Interestingly, the book is being marketed as a mystery and the author believes there was a mystery. See this Goodreads question:


Q) What mystery in your own life could be a plot for a book?

 

A) Alexandria Marzano-Lesnevich: This question made me laugh, because, well-- the one in THE FACT OF A BODY!

 

But there is no mystery. There is no actual trial. She opens boxes, goes on trips and searches for evidence, but she finds nothing pertinent. Moreover, she has always known about the abuse she frames as her own "mystery," whether she chose to deal with it or not.
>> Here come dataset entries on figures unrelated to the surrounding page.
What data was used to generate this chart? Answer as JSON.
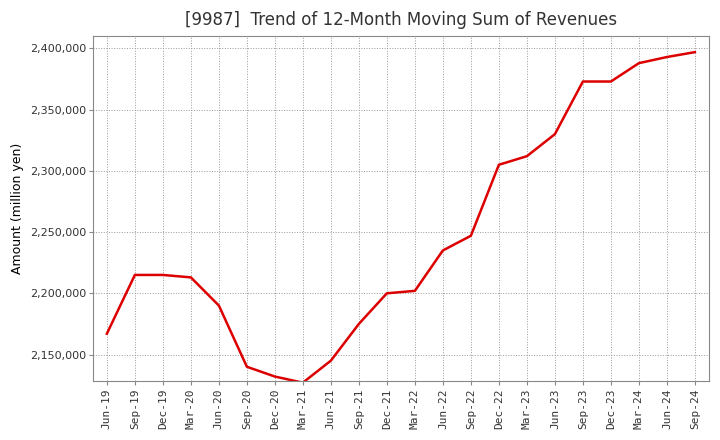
{
  "title": "[9987]  Trend of 12-Month Moving Sum of Revenues",
  "ylabel": "Amount (million yen)",
  "line_color": "#dd0000",
  "background_color": "#ffffff",
  "plot_bg_color": "#ffffff",
  "grid_color": "#999999",
  "ylim": [
    2128000,
    2410000
  ],
  "yticks": [
    2150000,
    2200000,
    2250000,
    2300000,
    2350000,
    2400000
  ],
  "x_labels": [
    "Jun-19",
    "Sep-19",
    "Dec-19",
    "Mar-20",
    "Jun-20",
    "Sep-20",
    "Dec-20",
    "Mar-21",
    "Jun-21",
    "Sep-21",
    "Dec-21",
    "Mar-22",
    "Jun-22",
    "Sep-22",
    "Dec-22",
    "Mar-23",
    "Jun-23",
    "Sep-23",
    "Dec-23",
    "Mar-24",
    "Jun-24",
    "Sep-24"
  ],
  "values": [
    2167000,
    2215000,
    2215000,
    2213000,
    2190000,
    2140000,
    2132000,
    2127000,
    2145000,
    2175000,
    2200000,
    2202000,
    2235000,
    2247000,
    2305000,
    2312000,
    2330000,
    2373000,
    2373000,
    2388000,
    2393000,
    2397000
  ],
  "title_fontsize": 12,
  "tick_fontsize": 8,
  "ylabel_fontsize": 9,
  "line_width": 1.8
}
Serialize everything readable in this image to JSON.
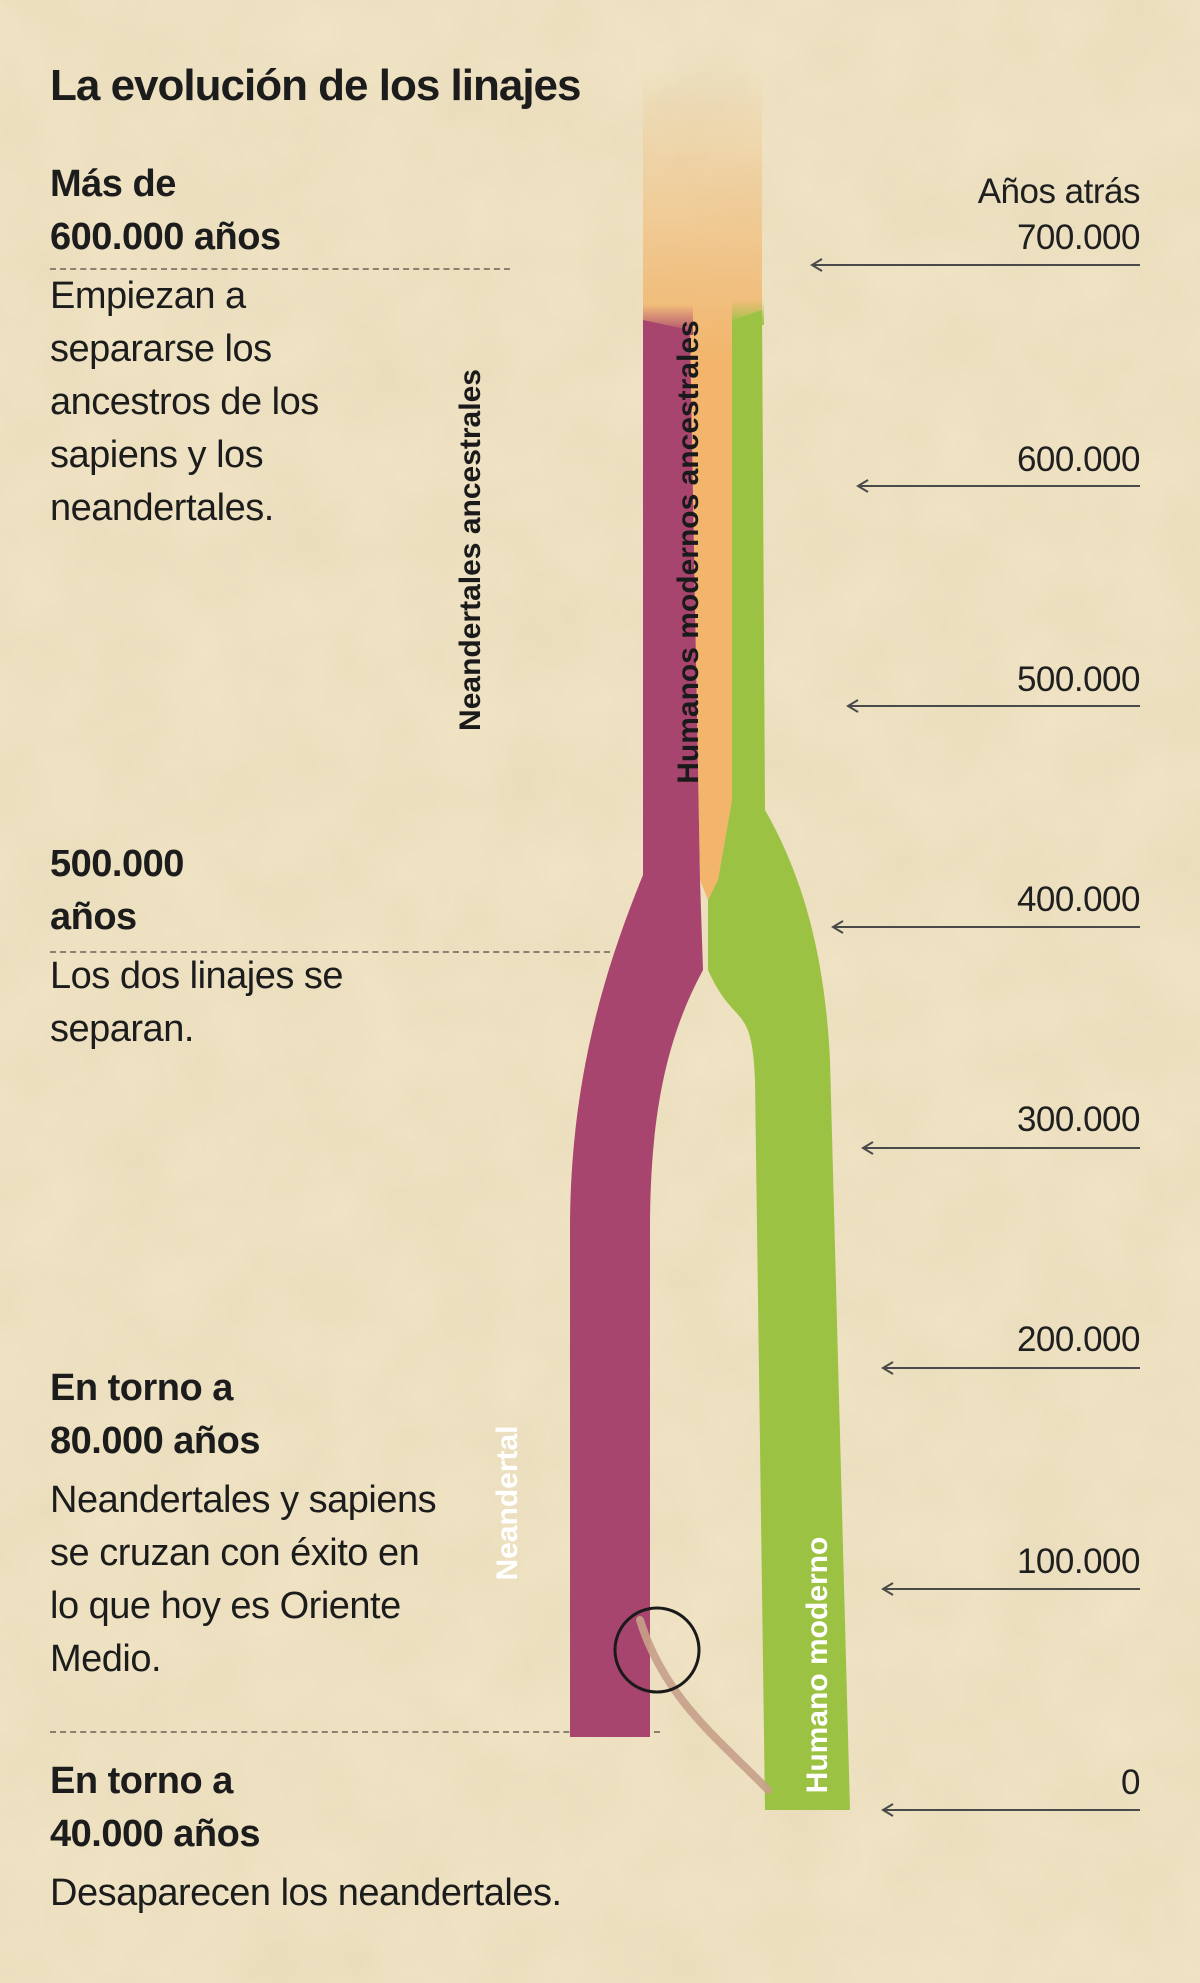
{
  "title": "La evolución de los linajes",
  "axis": {
    "title": "Años atrás",
    "ticks": [
      "700.000",
      "600.000",
      "500.000",
      "400.000",
      "300.000",
      "200.000",
      "100.000",
      "0"
    ]
  },
  "events": [
    {
      "heading_line1": "Más de",
      "heading_line2": "600.000 años",
      "text": [
        "Empiezan a",
        "separarse los",
        "ancestros de los",
        "sapiens y los",
        "neandertales."
      ]
    },
    {
      "heading_line1": "500.000",
      "heading_line2": "años",
      "text": [
        "Los dos linajes se",
        "separan."
      ]
    },
    {
      "heading_line1": "En torno a",
      "heading_line2": "80.000 años",
      "text": [
        "Neandertales y sapiens",
        "se cruzan con éxito en",
        "lo que hoy es Oriente",
        "Medio."
      ]
    },
    {
      "heading_line1": "En torno a",
      "heading_line2": "40.000 años",
      "text": [
        "Desaparecen los neandertales."
      ]
    }
  ],
  "lineages": {
    "neanderthal_ancestral": "Neandertales ancestrales",
    "modern_ancestral": "Humanos modernos ancestrales",
    "neanderthal": "Neandertal",
    "modern": "Humano moderno"
  },
  "colors": {
    "background": "#f0e4c4",
    "common_ancestor": "#f2b56b",
    "neanderthal": "#a8456f",
    "modern_human": "#9cc243",
    "interbreed_link": "#c7a08a"
  },
  "icons": [
    "interbreeding-circle-icon",
    "arrow-left-icon"
  ]
}
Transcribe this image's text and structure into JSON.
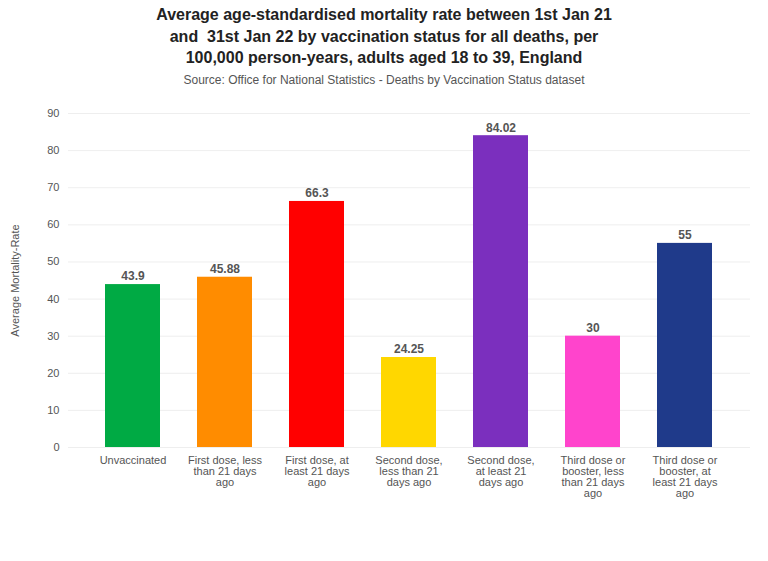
{
  "chart_data": {
    "type": "bar",
    "title": "Average age-standardised mortality rate between 1st Jan 21\nand  31st Jan 22 by vaccination status for all deaths, per\n100,000 person-years, adults aged 18 to 39, England",
    "subtitle": "Source: Office for National Statistics - Deaths by Vaccination Status dataset",
    "categories": [
      "Unvaccinated",
      "First dose, less\nthan 21 days\nago",
      "First dose, at\nleast 21 days\nago",
      "Second dose,\nless than 21\ndays ago",
      "Second dose,\nat least 21\ndays ago",
      "Third dose or\nbooster, less\nthan 21 days\nago",
      "Third dose or\nbooster, at\nleast 21 days\nago"
    ],
    "values": [
      43.9,
      45.88,
      66.3,
      24.25,
      84.02,
      30,
      55
    ],
    "colors": [
      "#00aa44",
      "#ff8c00",
      "#ff0000",
      "#ffd700",
      "#7b2fbe",
      "#ff44cc",
      "#1f3a8a"
    ],
    "ylabel": "Average Mortality-Rate",
    "ylim": [
      0,
      90
    ],
    "yticks": [
      0,
      10,
      20,
      30,
      40,
      50,
      60,
      70,
      80,
      90
    ],
    "grid": true,
    "data_labels": true
  }
}
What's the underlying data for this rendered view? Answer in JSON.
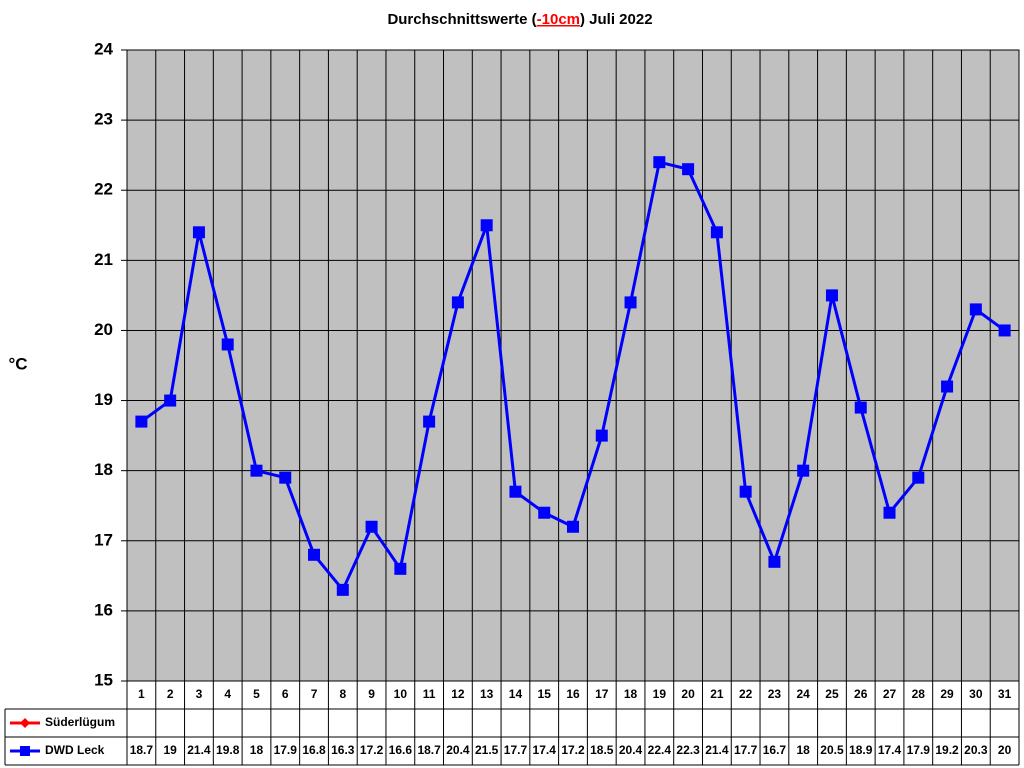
{
  "chart_data": {
    "type": "line",
    "title_parts": [
      "Durchschnittswerte (",
      "-10cm",
      ") Juli 2022"
    ],
    "y_label": "°C",
    "categories": [
      "1",
      "2",
      "3",
      "4",
      "5",
      "6",
      "7",
      "8",
      "9",
      "10",
      "11",
      "12",
      "13",
      "14",
      "15",
      "16",
      "17",
      "18",
      "19",
      "20",
      "21",
      "22",
      "23",
      "24",
      "25",
      "26",
      "27",
      "28",
      "29",
      "30",
      "31"
    ],
    "series": [
      {
        "name": "Süderlügum",
        "color": "#ff0000",
        "marker": "diamond",
        "values": [
          null,
          null,
          null,
          null,
          null,
          null,
          null,
          null,
          null,
          null,
          null,
          null,
          null,
          null,
          null,
          null,
          null,
          null,
          null,
          null,
          null,
          null,
          null,
          null,
          null,
          null,
          null,
          null,
          null,
          null,
          null
        ]
      },
      {
        "name": "DWD Leck",
        "color": "#0000ff",
        "marker": "square",
        "values": [
          18.7,
          19,
          21.4,
          19.8,
          18,
          17.9,
          16.8,
          16.3,
          17.2,
          16.6,
          18.7,
          20.4,
          21.5,
          17.7,
          17.4,
          17.2,
          18.5,
          20.4,
          22.4,
          22.3,
          21.4,
          17.7,
          16.7,
          18,
          20.5,
          18.9,
          17.4,
          17.9,
          19.2,
          20.3,
          20
        ]
      }
    ],
    "ylim": [
      15,
      24
    ],
    "yticks": [
      15,
      16,
      17,
      18,
      19,
      20,
      21,
      22,
      23,
      24
    ],
    "grid": true,
    "plot_background": "#c0c0c0"
  }
}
The murder is long-solved, the confession came very swiftly after Jeremy Guillory's murder, and the trial for his murder, like every single thing involved in the book ended long before the first chapter starts.

 

Her main point seems to be that people aren't all good or all bad, and we all bring our own lenses to every human interaction. "He’ll never be all one thing or the other. Only a story can be that. Never a person." These are very valid points, if not new or bookworthy. This was a cathartic experience for the author. She is a writer, so she uses her strength for her own healing. Everyone has the right to write their story. But as someone recently reminded me, once it's out there and I've paid for it, I don't owe any author a good review. Moreover, as a therapist and a fellow abuse survivor, I'm over these "love my book because I'm brave enough to tell you about abuse." Well, the statistic is startling. If we all wrote books, we'd have run out of trees soon after the printing press was invented.

 

What we have are many stories she attempts to weave into a coherent narrative. The author's story is the main focus. It's the memoir of an abused child coming to grips with her past. Very straightforward. The catalyst for her finally deciding to deal with her past is the man who confessed to murdering Jeremy Guillory. Either story would have done better on its own. I felt like she drew all sorts of connections where none exist.

 

I'm all for using whatever device one needs to use to begin to heal after trauma. Writers gonna write. The bells and whistles got in the way, and sadly many of them are human beings. Poor Jeremy Guillory gets short shrift in this memoir. He is a murdered child used as writing device. We know nearly nothing about that child at the end of the book. We know only sad little facts about his dead body.

 

At times the prose gets precariously close to purple, but it's not the writing that bothered me as much as us never getting to truly know the memoirist or anyone else. She deals with facts like a lawyer, and it creates distance in a story that cannot afford any. More difficult to overlook is creating a story for public consumption and doing self-therapy all at once, using a dead child and his family to make it seem like so much more than it is.